Decibels are decibels. There is no such thing as "root-power decibels".

By definition a decibel (dB) is a ratio of two powers. The formula is 10 * log10(P1/P2) where P1 and P2 are the power of two signals, respectively.

In electronics, however, we usually manipulate and measure voltage levels. It's convenient to represent the ratio of two voltage levels in dB. To do this you would need to square the voltage to get the power (since P = V^2 / R). We also assume R = 1 for convenience. With a little math you get dB = 20 * log10(V1/V2).

Therefore if we reduce the voltage level of a signal by a factor of 0.1 then the signal is now -20 dB relative to before.
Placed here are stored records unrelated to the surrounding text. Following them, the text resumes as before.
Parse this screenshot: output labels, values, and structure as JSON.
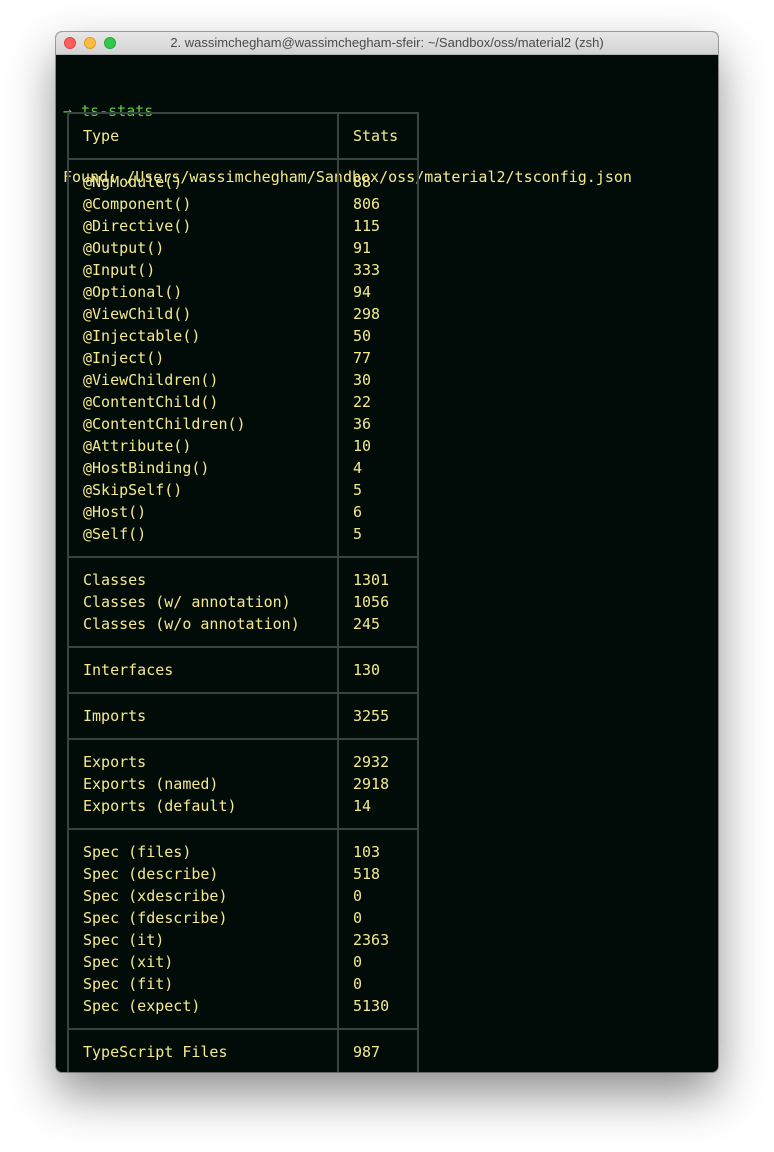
{
  "window": {
    "title": "2. wassimchegham@wassimchegham-sfeir: ~/Sandbox/oss/material2 (zsh)",
    "colors": {
      "background": "#010c09",
      "text": "#f7e98a",
      "prompt": "#64cc3c",
      "header": "#e8333b",
      "border": "#384441"
    }
  },
  "terminal": {
    "prompt_symbol": "→",
    "command": "ts-stats",
    "found_line": "Found: /Users/wassimchegham/Sandbox/oss/material2/tsconfig.json"
  },
  "table": {
    "header": {
      "type": "Type",
      "stats": "Stats"
    },
    "sections": [
      {
        "rows": [
          {
            "label": "@NgModule()",
            "value": "88"
          },
          {
            "label": "@Component()",
            "value": "806"
          },
          {
            "label": "@Directive()",
            "value": "115"
          },
          {
            "label": "@Output()",
            "value": "91"
          },
          {
            "label": "@Input()",
            "value": "333"
          },
          {
            "label": "@Optional()",
            "value": "94"
          },
          {
            "label": "@ViewChild()",
            "value": "298"
          },
          {
            "label": "@Injectable()",
            "value": "50"
          },
          {
            "label": "@Inject()",
            "value": "77"
          },
          {
            "label": "@ViewChildren()",
            "value": "30"
          },
          {
            "label": "@ContentChild()",
            "value": "22"
          },
          {
            "label": "@ContentChildren()",
            "value": "36"
          },
          {
            "label": "@Attribute()",
            "value": "10"
          },
          {
            "label": "@HostBinding()",
            "value": "4"
          },
          {
            "label": "@SkipSelf()",
            "value": "5"
          },
          {
            "label": "@Host()",
            "value": "6"
          },
          {
            "label": "@Self()",
            "value": "5"
          }
        ]
      },
      {
        "rows": [
          {
            "label": "Classes",
            "value": "1301"
          },
          {
            "label": "Classes (w/ annotation)",
            "value": "1056"
          },
          {
            "label": "Classes (w/o annotation)",
            "value": "245"
          }
        ]
      },
      {
        "rows": [
          {
            "label": "Interfaces",
            "value": "130"
          }
        ]
      },
      {
        "rows": [
          {
            "label": "Imports",
            "value": "3255"
          }
        ]
      },
      {
        "rows": [
          {
            "label": "Exports",
            "value": "2932"
          },
          {
            "label": "Exports (named)",
            "value": "2918"
          },
          {
            "label": "Exports (default)",
            "value": "14"
          }
        ]
      },
      {
        "rows": [
          {
            "label": "Spec (files)",
            "value": "103"
          },
          {
            "label": "Spec (describe)",
            "value": "518"
          },
          {
            "label": "Spec (xdescribe)",
            "value": "0"
          },
          {
            "label": "Spec (fdescribe)",
            "value": "0"
          },
          {
            "label": "Spec (it)",
            "value": "2363"
          },
          {
            "label": "Spec (xit)",
            "value": "0"
          },
          {
            "label": "Spec (fit)",
            "value": "0"
          },
          {
            "label": "Spec (expect)",
            "value": "5130"
          }
        ]
      },
      {
        "rows": [
          {
            "label": "TypeScript Files",
            "value": "987"
          }
        ]
      }
    ]
  }
}
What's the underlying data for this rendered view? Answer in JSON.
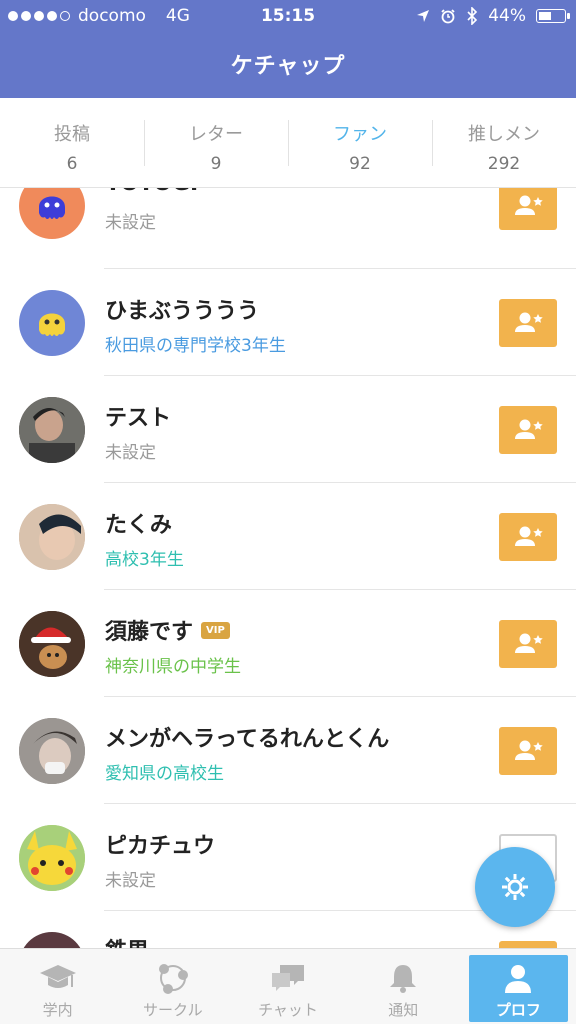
{
  "status": {
    "carrier": "docomo",
    "network": "4G",
    "time": "15:15",
    "battery": "44%",
    "battery_level": 0.44
  },
  "header": {
    "title": "ケチャップ"
  },
  "stats": [
    {
      "label": "投稿",
      "value": "6"
    },
    {
      "label": "レター",
      "value": "9"
    },
    {
      "label": "ファン",
      "value": "92"
    },
    {
      "label": "推しメン",
      "value": "292"
    }
  ],
  "users": [
    {
      "name": "YOYOGI",
      "sub": "未設定"
    },
    {
      "name": "ひまぶうううう",
      "sub": "秋田県の専門学校3年生"
    },
    {
      "name": "テスト",
      "sub": "未設定"
    },
    {
      "name": "たくみ",
      "sub": "高校3年生"
    },
    {
      "name": "須藤です",
      "badge": "VIP",
      "sub": "神奈川県の中学生"
    },
    {
      "name": "メンがヘラってるれんとくん",
      "sub": "愛知県の高校生"
    },
    {
      "name": "ピカチュウ",
      "sub": "未設定"
    },
    {
      "name": "鉄男",
      "sub": ""
    }
  ],
  "tabs": [
    {
      "label": "学内",
      "icon": "graduation-cap-icon"
    },
    {
      "label": "サークル",
      "icon": "circle-network-icon"
    },
    {
      "label": "チャット",
      "icon": "chat-bubbles-icon"
    },
    {
      "label": "通知",
      "icon": "bell-icon"
    },
    {
      "label": "プロフ",
      "icon": "person-icon"
    }
  ],
  "colors": {
    "header": "#6477c9",
    "accent": "#52b4ea",
    "fan_button": "#f2b34d",
    "sub_grey": "#9a9a9a",
    "sub_blue": "#4a9be0",
    "sub_teal": "#2fbfb0",
    "sub_green": "#6ac24a"
  }
}
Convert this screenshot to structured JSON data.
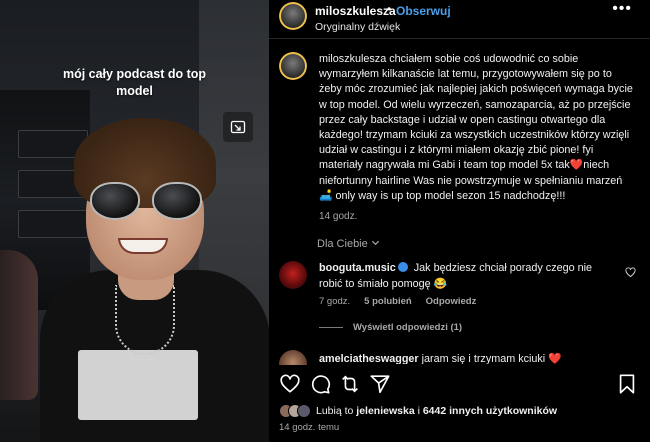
{
  "video": {
    "caption_overlay": "mój cały podcast do top model",
    "pip_icon": "picture-in-picture-icon"
  },
  "header": {
    "username": "miloszkulesza",
    "separator": "•",
    "follow_label": "Obserwuj",
    "audio_label": "Oryginalny dźwięk",
    "more_icon": "more-horizontal-icon"
  },
  "caption": {
    "username": "miloszkulesza",
    "text_before_emoji1": " chciałem sobie coś udowodnić co sobie wymarzyłem kilkanaście lat temu, przygotowywałem się po to żeby móc zrozumieć jak najlepiej jakich poświęceń wymaga bycie w top model. Od wielu wyrzeczeń, samozaparcia, aż po przejście przez cały backstage i udział w open castingu otwartego dla każdego! trzymam kciuki za wszystkich uczestników którzy wzięli udział w castingu i z którymi miałem okazję zbić pione! fyi materiały nagrywała mi Gabi i team top model 5x tak",
    "emoji1": "❤️",
    "text_mid": "niech niefortunny hairline Was nie powstrzymuje w spełnianiu marzeń ",
    "emoji2": "🛋️",
    "text_after": " only way is up top model sezon 15 nadchodzę!!!",
    "time": "14 godz."
  },
  "for_you": {
    "label": "Dla Ciebie",
    "chevron_icon": "chevron-down-icon"
  },
  "comment": {
    "username": "booguta.music",
    "text": " Jak będziesz chciał porady czego nie robić to śmiało pomogę ",
    "emoji": "😂",
    "time": "7 godz.",
    "likes": "5 polubień",
    "reply": "Odpowiedz",
    "view_replies": "Wyświetl odpowiedzi (1)"
  },
  "comment2": {
    "username": "amelciatheswagger",
    "text": " jaram się i trzymam kciuki ",
    "emoji": "❤️"
  },
  "actions": {
    "like_icon": "heart-icon",
    "comment_icon": "comment-icon",
    "repost_icon": "repost-icon",
    "share_icon": "send-icon",
    "save_icon": "bookmark-icon"
  },
  "likes": {
    "prefix": "Lubią to ",
    "user": "jeleniewska",
    "middle": " i ",
    "count": "6442 innych użytkowników"
  },
  "post_time": "14 godz. temu",
  "colors": {
    "background": "#000000",
    "link_blue": "#4a9ee8",
    "muted": "#a8a8a8",
    "verified": "#3a8ee6"
  }
}
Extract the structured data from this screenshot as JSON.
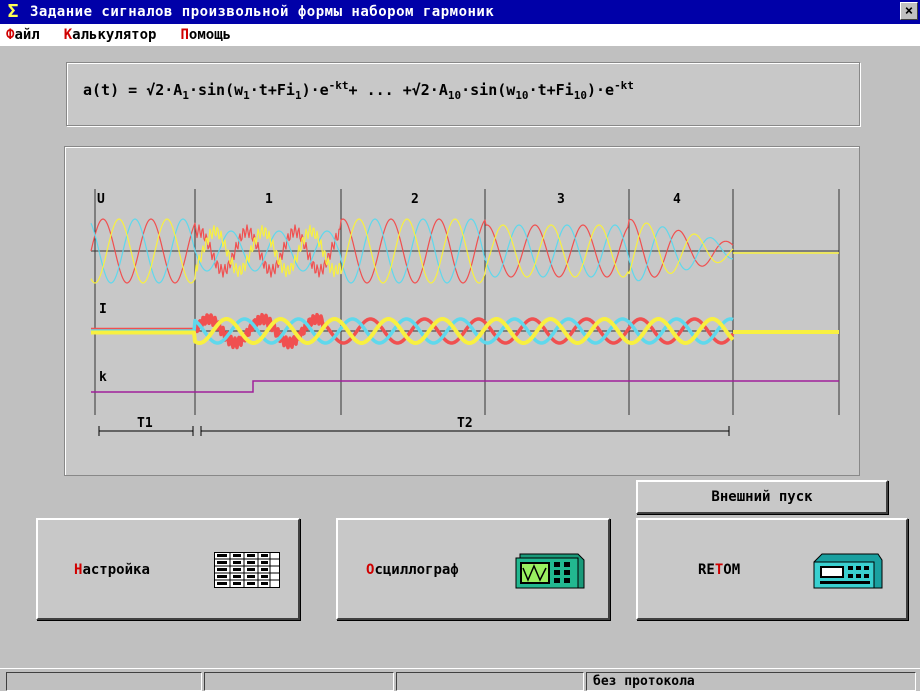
{
  "window": {
    "title": "Задание сигналов произвольной формы набором гармоник",
    "close_symbol": "×"
  },
  "menu": [
    {
      "hotkey": "Ф",
      "rest": "айл"
    },
    {
      "hotkey": "К",
      "rest": "алькулятор"
    },
    {
      "hotkey": "П",
      "rest": "омощь"
    }
  ],
  "formula": {
    "p1": "a(t) = √2·A",
    "s1": "1",
    "p2": "·sin(w",
    "s2": "1",
    "p3": "·t+Fi",
    "s3": "1",
    "p4": ")·e",
    "e1": "-kt",
    "p5": "+  ...  +√2·A",
    "s4": "10",
    "p6": "·sin(w",
    "s5": "10",
    "p7": "·t+Fi",
    "s6": "10",
    "p8": ")·e",
    "e2": "-kt"
  },
  "graph": {
    "signal_u": "U",
    "signal_i": "I",
    "signal_k": "k",
    "segments": [
      "1",
      "2",
      "3",
      "4"
    ],
    "t1": "T1",
    "t2": "T2",
    "colors": {
      "red": "#f05050",
      "cyan": "#5fd8ec",
      "yellow": "#f8f040",
      "k_line": "#a0209a",
      "axis": "#333333"
    }
  },
  "buttons": {
    "external_start": "Внешний пуск",
    "setup": {
      "hotkey": "Н",
      "rest": "астройка",
      "icon": "table-icon"
    },
    "oscillograph": {
      "hotkey": "О",
      "rest": "сциллограф",
      "icon": "oscilloscope-icon"
    },
    "retom": {
      "pre": "RE",
      "hotkey": "T",
      "post": "OM",
      "icon": "retom-device-icon"
    }
  },
  "status": [
    "",
    "",
    "",
    "без протокола"
  ]
}
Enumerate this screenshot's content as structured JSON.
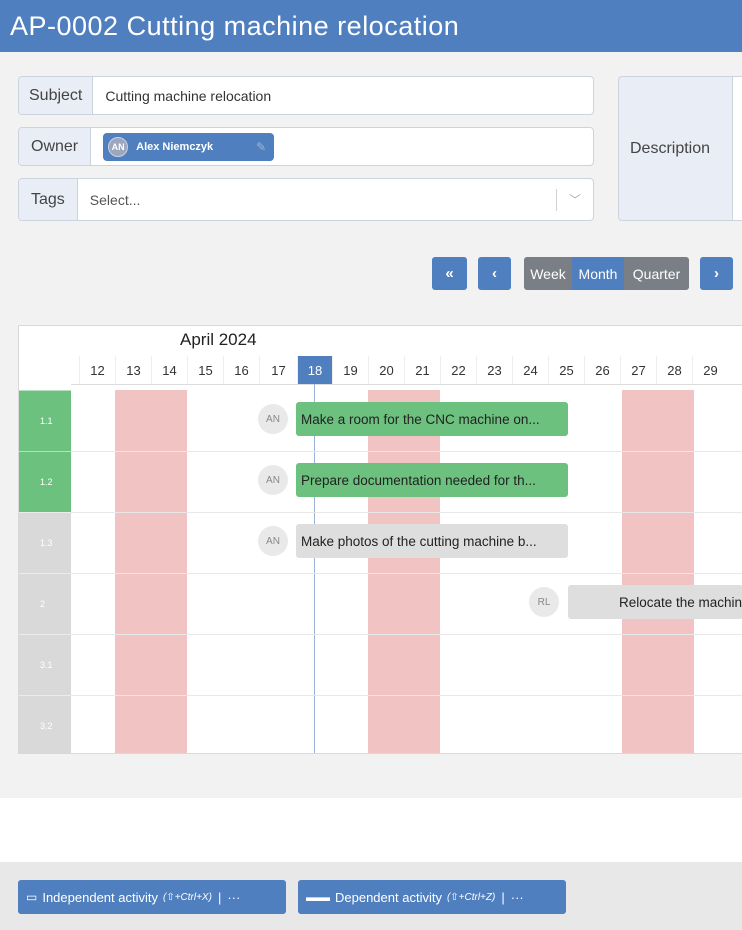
{
  "title": "AP-0002 Cutting machine relocation",
  "form": {
    "subject_label": "Subject",
    "subject_value": "Cutting machine relocation",
    "owner_label": "Owner",
    "owner_initials": "AN",
    "owner_name": "Alex Niemczyk",
    "tags_label": "Tags",
    "tags_placeholder": "Select...",
    "description_label": "Description"
  },
  "nav": {
    "first": "«",
    "prev": "‹",
    "next": "›",
    "views": [
      "Week",
      "Month",
      "Quarter"
    ],
    "active_view": "Month"
  },
  "gantt": {
    "month": "April 2024",
    "days": [
      "12",
      "13",
      "14",
      "15",
      "16",
      "17",
      "18",
      "19",
      "20",
      "21",
      "22",
      "23",
      "24",
      "25",
      "26",
      "27",
      "28",
      "29"
    ],
    "today": "18",
    "rows": [
      {
        "label": "1.1",
        "status": "done"
      },
      {
        "label": "1.2",
        "status": "done"
      },
      {
        "label": "1.3",
        "status": "open"
      },
      {
        "label": "2",
        "status": "open"
      },
      {
        "label": "3.1",
        "status": "open"
      },
      {
        "label": "3.2",
        "status": "open"
      }
    ],
    "tasks": [
      {
        "initials": "AN",
        "text": "Make a room for the CNC machine on...",
        "status": "done"
      },
      {
        "initials": "AN",
        "text": "Prepare documentation needed for th...",
        "status": "done"
      },
      {
        "initials": "AN",
        "text": "Make photos of the cutting machine b...",
        "status": "open"
      },
      {
        "initials": "RL",
        "text": "Relocate the machine",
        "status": "open"
      }
    ]
  },
  "footer": {
    "independent_label": "Independent activity",
    "independent_shortcut": "(⇧+Ctrl+X)",
    "dependent_label": "Dependent activity",
    "dependent_shortcut": "(⇧+Ctrl+Z)",
    "separator": "|",
    "more": "···"
  },
  "colors": {
    "brand": "#4f7fbf",
    "done": "#6cc17f",
    "weekend": "#f2c3c3"
  }
}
dB is simply an easy-to-read logarithmic-to-linear mapping. Music, human perception, and many other things in nature typically have a logarithmic response. The decay of, for example, a cymbal is logarithmic. If you plot this on a linear axis it's hard to display because of the dynamic range. But if you use a logarithmic axis you "compress" the data into something that's easier to view. Decibels are just a widely accepted mapping. You could use any base for the log; log2, ln, etc but since we have 10 fingers log10 is nice.

The point is that X dB is X dB. If you reduce a signal by 20 dB you've reduced it's voltage to 10% of what it was previously. You also reduced it's power to 1% of what it was previously. These are the same things: 20 * log10(0.1) = 10 * log10(0.01).